Pesquisas atuais sobre o envelhecimento mostram maior número de danos celulares, instabilidade genômica, redução do comprimento de telômeros, perda de proteostases e acúmulo de alterações epigenéticas, como erros no processo de metilação. A essência do DNA está na interação dinâmica entre a sequência genética (isto é, genoma) e o epigenoma. De muitas maneiras, as influências ambientais alteram a expressão gênica através de vários mecanismos, como metilação do DNA, hidroximetilação, modificações de histonas, splicing alternativo etc.

A metilação do DNA (5-metilcitosina) é uma modificação epigenética covalente no DNA pela adição de um grupo metil na posição C-5 do anel da citosina pelas metiltransferases de DNA (Dnmts). Recentemente, as medidas de metilação do DNA mostraram ser ferramentas valiosas de previsão de idade, superando com precisão os modelos de previsão de idade com base no comprimento dos telômeros.

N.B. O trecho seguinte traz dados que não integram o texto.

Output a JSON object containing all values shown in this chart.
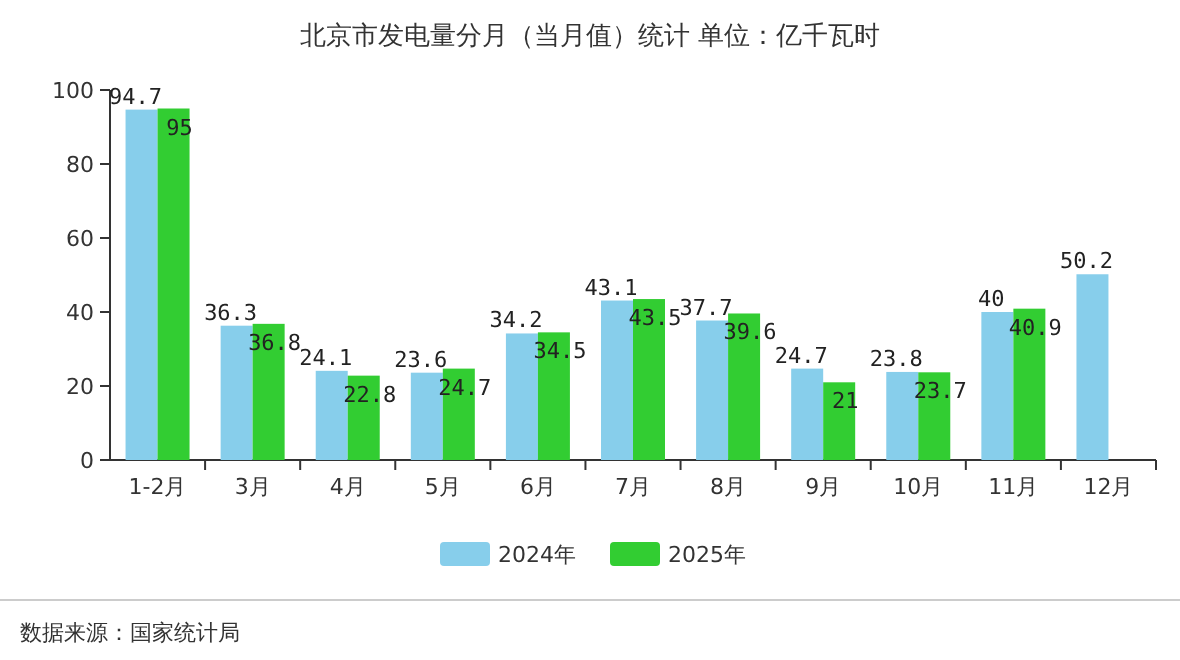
{
  "chart_data": {
    "type": "bar",
    "title": "北京市发电量分月（当月值）统计 单位：亿千瓦时",
    "categories": [
      "1-2月",
      "3月",
      "4月",
      "5月",
      "6月",
      "7月",
      "8月",
      "9月",
      "10月",
      "11月",
      "12月"
    ],
    "series": [
      {
        "name": "2024年",
        "color": "#87ceeb",
        "values": [
          94.7,
          36.3,
          24.1,
          23.6,
          34.2,
          43.1,
          37.7,
          24.7,
          23.8,
          40,
          50.2
        ]
      },
      {
        "name": "2025年",
        "color": "#32cd32",
        "values": [
          95,
          36.8,
          22.8,
          24.7,
          34.5,
          43.5,
          39.6,
          21,
          23.7,
          40.9,
          null
        ]
      }
    ],
    "ylim": [
      0,
      100
    ],
    "yticks": [
      0,
      20,
      40,
      60,
      80,
      100
    ],
    "legend": "bottom",
    "data_labels": true,
    "annotations": [
      "数据来源：国家统计局"
    ]
  }
}
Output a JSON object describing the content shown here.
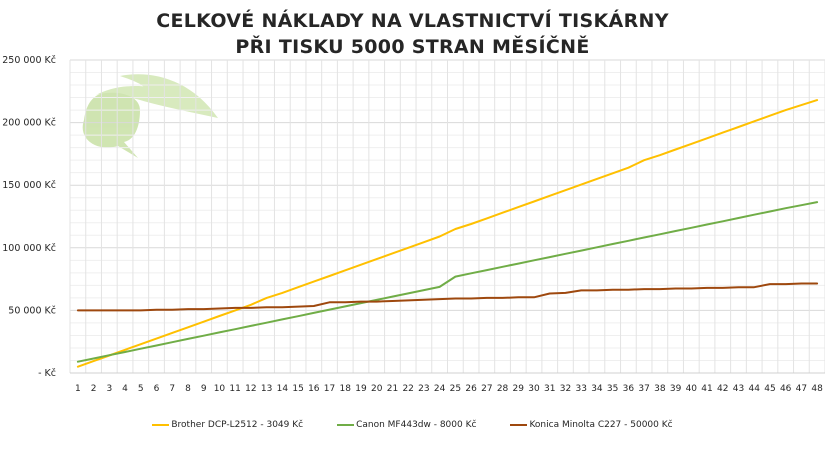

A quantidade de regiões CpGs metiladas do genoma vem sendo recentemente utilizada como biomarcador para envelhecimento. Diferentes conjuntos de regiões metiladas são usadas para criar relógios epigenéticos que servem para estimar, com alta precisão a idade de certas células e tecidos. Existem hoje diversos modelos de relógios epigenéticos como, por exemplo, o relógio de Horvarth, relógio de Hannum e relógio de Levine. Cada um desses relógios têm melhor precisão quando aplicados à análise de um tipo ou conjunto de células específicas. Embora seja um método que demonstre alto poder de previsibilidade do envelhecimento e até da longevidade e possíveis causas de morte, ainda não se sabe ao certo se os níveis de metilação são causa ou consequência do envelhecimento (Salameh, Bejaoui & Hajj, 2020).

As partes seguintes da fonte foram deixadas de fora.